Das mag stimmen, und mit dem hier vorgelegten Gesetzentwurf folgen Sie pro forma auch den Reformbestrebungen, die es bundesweit gibt – in Hessen und in Rheinland-Pfalz hat man 2000 und 2001 die neuen gesetzlichen Grundlagen geschaffen –, dem Namen nach: Es geht um „Stärkung des Ehrenamtes“. Das ist so weit auch in Ordnung. Aber in der Realität nehmen Sie unter dem Deckmäntelchen dieses neuen Titels einen Abbau der Standards vor, die in dem Gesetz von 1953 enthalten waren – das muss man sich einmal klarmachen.
Ich habe mir die Begründung des hessischen Gesetzes angeschaut, und ich möchte hier auch gar nicht über die Finanzierungsfragen mit Ihnen diskutieren.
Nein, das ist nicht mein Vorbild.
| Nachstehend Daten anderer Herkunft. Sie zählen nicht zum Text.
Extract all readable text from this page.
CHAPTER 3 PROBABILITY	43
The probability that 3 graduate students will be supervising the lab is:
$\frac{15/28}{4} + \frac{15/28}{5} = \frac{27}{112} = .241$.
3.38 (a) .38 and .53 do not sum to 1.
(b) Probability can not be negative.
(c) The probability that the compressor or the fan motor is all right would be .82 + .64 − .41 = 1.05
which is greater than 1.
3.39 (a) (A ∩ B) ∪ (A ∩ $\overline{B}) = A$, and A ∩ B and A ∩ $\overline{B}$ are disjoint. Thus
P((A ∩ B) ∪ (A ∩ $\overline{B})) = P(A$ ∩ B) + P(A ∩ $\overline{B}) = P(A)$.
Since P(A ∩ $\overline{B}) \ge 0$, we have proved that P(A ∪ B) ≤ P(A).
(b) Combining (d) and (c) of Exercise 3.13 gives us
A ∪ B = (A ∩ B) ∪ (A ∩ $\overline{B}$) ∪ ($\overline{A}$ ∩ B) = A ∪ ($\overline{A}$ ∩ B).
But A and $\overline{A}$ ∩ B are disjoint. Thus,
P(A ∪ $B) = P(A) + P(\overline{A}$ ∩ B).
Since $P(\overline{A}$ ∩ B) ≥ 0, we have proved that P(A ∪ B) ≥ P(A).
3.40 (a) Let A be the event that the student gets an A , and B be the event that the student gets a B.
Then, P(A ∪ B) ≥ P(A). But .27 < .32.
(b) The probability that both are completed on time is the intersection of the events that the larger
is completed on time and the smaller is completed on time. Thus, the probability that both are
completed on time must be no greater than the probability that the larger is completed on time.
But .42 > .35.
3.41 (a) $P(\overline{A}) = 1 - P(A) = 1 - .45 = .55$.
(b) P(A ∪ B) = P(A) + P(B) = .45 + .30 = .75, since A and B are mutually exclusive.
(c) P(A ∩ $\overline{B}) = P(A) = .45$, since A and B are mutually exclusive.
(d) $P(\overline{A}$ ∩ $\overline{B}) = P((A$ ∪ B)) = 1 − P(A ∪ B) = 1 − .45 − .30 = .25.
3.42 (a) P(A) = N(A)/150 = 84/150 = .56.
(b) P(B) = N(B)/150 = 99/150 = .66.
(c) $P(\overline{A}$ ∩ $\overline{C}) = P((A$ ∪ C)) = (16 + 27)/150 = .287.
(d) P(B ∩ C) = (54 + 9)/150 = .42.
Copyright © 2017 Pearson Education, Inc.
Aber ich will Ihnen jetzt einfach einmal einen Abschnitt aus der Begründung des hessischen Gesetzes von 2001 zitieren:
Die Wiedereinführung der unbezahlten Freistellung – wie sie vor 1983 geregelt war – kommt aus jugend- und sozialpolitischen Erwägungen nicht in Betracht. Dies würde der erklärten Zielsetzung des Landes, das Ehrenamt in allen Bereichen zu stärken, widersprechen und den notwendigen Ausbau der Anerkennung sowie Förderung des ehrenamtlichen Engagements junger Menschen infrage stellen.
So heißt es dort. – Ich möchte Sie bitten, in dem Gesetzgebungsverfahren zumindest die Verschärfungen, die Sie hier hereingebracht haben, wieder zurückzunehmen. Das ist meine Bitte.